Les questions que pose cette occupation – et que le cinéaste israélien est l’un des seuls à poser directement – trouvent dans le film des réponses grâces aux images d’archives utilisées et surtout en faisant appel à des soldats ou d’anciens soldats de l’armée israélienne qui ont vécu directement l’occupation de la Palestine – ce que Mograbi avait déjà utilisé dans Z 32, un film qui à sa façon racontait aussi l’occupation, ou plus précisément des faits d’occupation.

Les 54 premières années fonctionne selon un dispositif extrêmement rigoureux faisant alterner les images d’archives et les interviews de soldats avec des plans où Mograbi se filme lui-même – face à la caméra et dans un cadrage unique – s’adressant non pas aux spectateurs comme ce cadrage peut le laisser attendre, mais à l’occupant lui-même, son armée et ses dirigeants.
Que leur dit-il ? Il leur donne des conseils. Il leur explique comment les soldats doivent se comporter vis-à-vis de la population autochtone. Comment éviter les révoltes et comment les réprimer si elles éclatent quand même. Bref il leur donne des conseils, des conseils bien utiles, pour réussir l’occupation et atteindre l’objectif ultime fixé : s’approprier la terre de la Palestine, toute la terre de la Palestine.

Mograbi se présente ainsi comme l’auteur d’un « manuel d’occupation militaire » qu’il tient à la main et qu’il brandit devant la caméra. Cela bien sûr ne manque pas d’ironie quand on connait les positions prises par le cinéaste, aussi bien dans sa vie de citoyen israélien que dans ses films. D’ailleurs le ton de Mograbi, pourtant toujours très sérieux, n’évite pas par instant les nuances critiques. Mais ce qui est le plus important c’est l’étrange dialogue que le dispositif introduit entre ce cours des plus didactiques proféré par Mograbi et des propos tenus par les soldats. Car eux sont ouvertement critiques vis-à-vis de l’armée et de ses commandants. Ils évoquent des faits qui les ont révoltés et qui peuvent les hanter encore. Et globalement, ils dénoncent les méthodes employées, les refus de laisser passer ou non les voitures palestiniennes aux checkpoints totalement arbitraires, les fouilles de maisons à la recherche de terroristes menées de nuit souvent sans que des informations vérifiées les justifient. Et puis il y a cette violence dans la répression de la première Intifada qui peut s’exercer sur de jeunes enfants qui ne sont pas toujours des lanceurs de pierre.

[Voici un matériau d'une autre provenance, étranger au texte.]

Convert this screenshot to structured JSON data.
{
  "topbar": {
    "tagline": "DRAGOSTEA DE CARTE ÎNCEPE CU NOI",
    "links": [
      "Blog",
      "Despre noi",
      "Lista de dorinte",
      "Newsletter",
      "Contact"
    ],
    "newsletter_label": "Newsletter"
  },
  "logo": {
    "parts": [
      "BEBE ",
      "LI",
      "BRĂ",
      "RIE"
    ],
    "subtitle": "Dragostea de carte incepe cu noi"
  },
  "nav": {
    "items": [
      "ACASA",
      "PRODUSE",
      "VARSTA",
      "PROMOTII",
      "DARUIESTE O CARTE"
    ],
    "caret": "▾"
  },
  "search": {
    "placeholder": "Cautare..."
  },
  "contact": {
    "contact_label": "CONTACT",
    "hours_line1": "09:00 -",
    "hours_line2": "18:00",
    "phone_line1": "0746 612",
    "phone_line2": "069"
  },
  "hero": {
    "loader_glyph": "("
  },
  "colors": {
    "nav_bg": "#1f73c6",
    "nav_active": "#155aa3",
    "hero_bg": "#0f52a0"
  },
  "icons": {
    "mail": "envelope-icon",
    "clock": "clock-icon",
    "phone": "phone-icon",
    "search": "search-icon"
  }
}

S’agit-il de dénoncer des bavures, de simples bavures ? Mais qu’est-ce qu’une bavure demande un ancien soldat, quand ce qui est condamné ailleurs est ici autorisé voire encouragé ?

Bref le film est un véritable réquisitoire contre l’occupation israélienne des territoires palestiniens. Dans ces conditions, les interventions de Mograbi ne peuvent être perçus que comme reproduisant ouvertement le cynisme des dirigeants de l’occupation développant l’implantation des colonies sur les terres palestiniennes.
Un film qui est une grande leçon d’histoire et de cinéma.